23 2.2.4 Makna 2.2.4.1 Konsep Makna Makna adalah pengertian atau konsep yang dimiliki atau terdapat pada sebuah tanda linguistik. Setiap tanda linguistik tersebut terdiri atas dua komponen, yakni (1) signifian yang mengartikan yang berupa runtutan bunyi dan komponen yang berikutnya, yakni komponen signifie yang diartikan yang berupa pengertian atau konsep (Saussure, 1966). Dalam bahasa yang diungkapkan oleh seseorang, akan terkandung makna-makna tertentu yang ditangkap oleh lawan tuturnya sesuai dengan konteks sosial budayanya. Konsep makna menurut Pierce adalah (1) konsep atau pengetahuan yang dimiliki tentang suatu objek tidak bersifat absolut. Suatu objek mungkin tetap tak mungkin berubah, sementara makna kata itu mungkin berubah bagi kita kalau ada perubahan pengetahuan tentang objek itu atau perubahan perasaan kita terhadap objek itu (Ullmann, 1977: 67); (3) makna tidak hanya berada pada tataran psikologis, tetapi berada pula pada tataran komunikasi sosial yang melibatkan faktor konstekstual.

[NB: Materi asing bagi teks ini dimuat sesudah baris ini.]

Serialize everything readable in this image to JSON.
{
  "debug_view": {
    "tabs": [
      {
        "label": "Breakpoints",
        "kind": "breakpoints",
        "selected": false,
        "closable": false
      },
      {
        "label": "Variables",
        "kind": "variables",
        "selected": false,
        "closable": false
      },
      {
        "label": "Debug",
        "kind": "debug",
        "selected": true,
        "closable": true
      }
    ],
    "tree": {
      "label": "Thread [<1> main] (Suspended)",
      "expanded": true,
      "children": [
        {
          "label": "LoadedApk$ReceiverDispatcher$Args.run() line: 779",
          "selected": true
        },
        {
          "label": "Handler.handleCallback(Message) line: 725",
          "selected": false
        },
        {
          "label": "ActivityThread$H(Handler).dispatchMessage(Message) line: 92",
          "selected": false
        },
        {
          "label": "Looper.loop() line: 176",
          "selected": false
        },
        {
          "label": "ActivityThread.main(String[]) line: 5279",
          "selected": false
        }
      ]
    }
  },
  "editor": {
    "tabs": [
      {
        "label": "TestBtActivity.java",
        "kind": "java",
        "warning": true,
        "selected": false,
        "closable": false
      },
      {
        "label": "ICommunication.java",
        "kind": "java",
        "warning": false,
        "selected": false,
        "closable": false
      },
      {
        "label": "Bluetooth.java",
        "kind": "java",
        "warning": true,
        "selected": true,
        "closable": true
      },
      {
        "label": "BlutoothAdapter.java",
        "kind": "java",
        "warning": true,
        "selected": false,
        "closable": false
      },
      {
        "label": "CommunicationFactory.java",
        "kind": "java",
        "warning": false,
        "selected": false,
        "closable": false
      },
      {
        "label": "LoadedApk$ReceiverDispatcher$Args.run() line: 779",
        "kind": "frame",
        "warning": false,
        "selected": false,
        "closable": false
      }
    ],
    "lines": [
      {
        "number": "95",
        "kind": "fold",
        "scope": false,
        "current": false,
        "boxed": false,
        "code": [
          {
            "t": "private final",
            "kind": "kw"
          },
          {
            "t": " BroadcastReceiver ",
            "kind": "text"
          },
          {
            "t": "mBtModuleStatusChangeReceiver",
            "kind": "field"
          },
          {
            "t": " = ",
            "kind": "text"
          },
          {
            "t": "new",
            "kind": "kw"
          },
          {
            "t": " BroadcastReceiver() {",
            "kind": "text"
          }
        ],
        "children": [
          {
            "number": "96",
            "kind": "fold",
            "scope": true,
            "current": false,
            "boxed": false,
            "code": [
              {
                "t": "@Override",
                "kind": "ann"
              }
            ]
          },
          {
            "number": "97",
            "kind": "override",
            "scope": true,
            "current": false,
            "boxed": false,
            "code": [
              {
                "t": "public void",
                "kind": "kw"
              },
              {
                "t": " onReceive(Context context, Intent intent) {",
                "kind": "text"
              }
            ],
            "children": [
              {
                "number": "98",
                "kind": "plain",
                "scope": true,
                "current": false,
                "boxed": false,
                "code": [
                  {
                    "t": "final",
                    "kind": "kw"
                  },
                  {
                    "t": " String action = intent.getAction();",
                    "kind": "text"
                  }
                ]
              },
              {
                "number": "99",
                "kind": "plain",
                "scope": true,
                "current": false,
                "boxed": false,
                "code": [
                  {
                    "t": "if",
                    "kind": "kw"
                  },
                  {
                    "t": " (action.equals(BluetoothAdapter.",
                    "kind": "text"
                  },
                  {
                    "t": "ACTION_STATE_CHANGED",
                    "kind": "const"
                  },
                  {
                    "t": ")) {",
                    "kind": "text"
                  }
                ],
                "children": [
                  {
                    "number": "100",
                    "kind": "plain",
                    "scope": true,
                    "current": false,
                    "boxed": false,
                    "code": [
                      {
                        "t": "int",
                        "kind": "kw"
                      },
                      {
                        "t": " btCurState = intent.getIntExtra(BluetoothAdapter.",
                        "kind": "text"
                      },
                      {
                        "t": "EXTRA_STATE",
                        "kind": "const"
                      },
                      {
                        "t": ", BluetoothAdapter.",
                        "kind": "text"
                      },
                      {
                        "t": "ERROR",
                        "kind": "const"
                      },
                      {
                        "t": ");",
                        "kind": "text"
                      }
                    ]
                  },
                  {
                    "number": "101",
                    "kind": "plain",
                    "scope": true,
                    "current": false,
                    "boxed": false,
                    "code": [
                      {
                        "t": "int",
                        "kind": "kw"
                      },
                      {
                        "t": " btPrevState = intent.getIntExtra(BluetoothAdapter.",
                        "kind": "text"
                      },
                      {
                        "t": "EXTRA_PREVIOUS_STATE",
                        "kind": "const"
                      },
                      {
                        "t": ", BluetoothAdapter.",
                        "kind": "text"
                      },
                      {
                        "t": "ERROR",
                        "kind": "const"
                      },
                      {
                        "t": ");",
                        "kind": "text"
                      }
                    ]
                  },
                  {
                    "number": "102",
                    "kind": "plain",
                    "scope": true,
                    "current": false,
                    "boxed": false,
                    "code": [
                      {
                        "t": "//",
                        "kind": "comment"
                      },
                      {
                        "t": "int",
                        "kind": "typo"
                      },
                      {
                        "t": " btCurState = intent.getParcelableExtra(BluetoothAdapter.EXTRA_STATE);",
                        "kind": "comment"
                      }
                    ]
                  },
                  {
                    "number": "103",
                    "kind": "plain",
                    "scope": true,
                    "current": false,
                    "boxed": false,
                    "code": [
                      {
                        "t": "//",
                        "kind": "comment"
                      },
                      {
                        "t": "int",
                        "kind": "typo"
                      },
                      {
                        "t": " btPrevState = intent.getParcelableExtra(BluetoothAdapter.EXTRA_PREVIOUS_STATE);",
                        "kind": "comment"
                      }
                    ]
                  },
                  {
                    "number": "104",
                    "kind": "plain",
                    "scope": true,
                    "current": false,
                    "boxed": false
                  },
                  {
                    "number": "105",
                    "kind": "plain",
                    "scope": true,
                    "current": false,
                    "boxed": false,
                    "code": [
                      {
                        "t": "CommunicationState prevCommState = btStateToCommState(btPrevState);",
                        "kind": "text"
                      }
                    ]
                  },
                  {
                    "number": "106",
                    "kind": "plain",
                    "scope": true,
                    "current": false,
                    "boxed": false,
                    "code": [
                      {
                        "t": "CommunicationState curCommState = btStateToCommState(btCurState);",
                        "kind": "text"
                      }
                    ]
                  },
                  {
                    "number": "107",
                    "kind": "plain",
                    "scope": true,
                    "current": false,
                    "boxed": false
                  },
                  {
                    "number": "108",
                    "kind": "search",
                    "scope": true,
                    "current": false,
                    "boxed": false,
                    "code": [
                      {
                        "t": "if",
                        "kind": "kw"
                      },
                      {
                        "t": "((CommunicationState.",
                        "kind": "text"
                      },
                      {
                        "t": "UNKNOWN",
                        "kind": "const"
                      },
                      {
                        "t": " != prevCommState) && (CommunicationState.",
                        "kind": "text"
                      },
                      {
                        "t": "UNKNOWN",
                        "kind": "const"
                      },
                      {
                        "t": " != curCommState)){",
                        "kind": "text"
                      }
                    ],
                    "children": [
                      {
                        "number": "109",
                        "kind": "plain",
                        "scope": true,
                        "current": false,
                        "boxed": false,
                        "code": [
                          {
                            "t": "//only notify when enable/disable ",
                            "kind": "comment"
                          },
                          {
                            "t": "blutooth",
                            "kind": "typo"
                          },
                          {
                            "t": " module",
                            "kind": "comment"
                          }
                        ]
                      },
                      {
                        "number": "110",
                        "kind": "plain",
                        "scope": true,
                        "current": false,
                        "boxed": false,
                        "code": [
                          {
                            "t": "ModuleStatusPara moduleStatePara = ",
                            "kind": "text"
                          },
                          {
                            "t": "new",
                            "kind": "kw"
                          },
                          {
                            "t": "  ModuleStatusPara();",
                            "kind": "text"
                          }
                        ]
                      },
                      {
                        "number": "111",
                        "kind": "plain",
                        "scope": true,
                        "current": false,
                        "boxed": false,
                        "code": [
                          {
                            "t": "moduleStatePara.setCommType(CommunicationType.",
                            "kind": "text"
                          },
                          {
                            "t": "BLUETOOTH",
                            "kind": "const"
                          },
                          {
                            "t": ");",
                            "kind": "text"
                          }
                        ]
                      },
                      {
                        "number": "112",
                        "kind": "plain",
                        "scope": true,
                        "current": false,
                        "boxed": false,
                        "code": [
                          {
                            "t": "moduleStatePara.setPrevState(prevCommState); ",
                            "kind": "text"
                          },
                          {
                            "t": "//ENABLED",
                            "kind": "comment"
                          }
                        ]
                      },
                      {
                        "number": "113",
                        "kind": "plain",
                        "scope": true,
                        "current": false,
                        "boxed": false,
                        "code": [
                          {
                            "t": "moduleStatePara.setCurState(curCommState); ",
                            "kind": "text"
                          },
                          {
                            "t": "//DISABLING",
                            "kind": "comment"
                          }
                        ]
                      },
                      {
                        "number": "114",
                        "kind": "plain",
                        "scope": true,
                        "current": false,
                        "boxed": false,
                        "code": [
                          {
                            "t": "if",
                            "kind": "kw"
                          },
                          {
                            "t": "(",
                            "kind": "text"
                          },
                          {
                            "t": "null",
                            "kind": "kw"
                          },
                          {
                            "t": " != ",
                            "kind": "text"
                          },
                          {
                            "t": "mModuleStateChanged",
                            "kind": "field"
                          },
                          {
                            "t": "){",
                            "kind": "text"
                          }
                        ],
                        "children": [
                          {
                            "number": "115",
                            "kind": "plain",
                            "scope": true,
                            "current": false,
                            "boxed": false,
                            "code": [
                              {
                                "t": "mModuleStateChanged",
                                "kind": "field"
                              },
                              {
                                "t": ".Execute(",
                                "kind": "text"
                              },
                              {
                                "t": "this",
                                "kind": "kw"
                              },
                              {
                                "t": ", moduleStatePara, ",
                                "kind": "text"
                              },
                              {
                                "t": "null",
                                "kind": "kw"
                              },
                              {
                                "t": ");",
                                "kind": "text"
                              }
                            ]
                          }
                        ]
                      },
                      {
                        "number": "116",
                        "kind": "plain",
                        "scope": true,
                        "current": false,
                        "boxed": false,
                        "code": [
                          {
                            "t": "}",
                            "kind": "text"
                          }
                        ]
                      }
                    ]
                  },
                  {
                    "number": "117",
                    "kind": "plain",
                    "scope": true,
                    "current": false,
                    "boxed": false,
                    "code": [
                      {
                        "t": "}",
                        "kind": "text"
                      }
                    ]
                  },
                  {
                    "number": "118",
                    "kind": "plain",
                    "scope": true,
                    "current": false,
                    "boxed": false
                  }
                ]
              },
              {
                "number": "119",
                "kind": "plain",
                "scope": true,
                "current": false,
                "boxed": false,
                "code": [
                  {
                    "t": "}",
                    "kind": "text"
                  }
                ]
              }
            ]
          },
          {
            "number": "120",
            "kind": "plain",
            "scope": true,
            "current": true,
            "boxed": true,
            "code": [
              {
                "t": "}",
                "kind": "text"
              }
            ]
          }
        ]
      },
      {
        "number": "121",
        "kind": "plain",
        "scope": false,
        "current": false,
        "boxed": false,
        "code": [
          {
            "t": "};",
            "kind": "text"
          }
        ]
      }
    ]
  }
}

Dalam kajian teori tanda, makna kontekstual menganggap makna satu tanda sebagai fungsi hubungannya dengan tanda lain dalam konteksnya (Noth, 1995: 100). Berkaitan dengan makna pragmatik, konteks penggunaan suatu kata atau kalimat ditentukan oleh faktor situasional, seperti the role of participants, discourse, time, dan intention.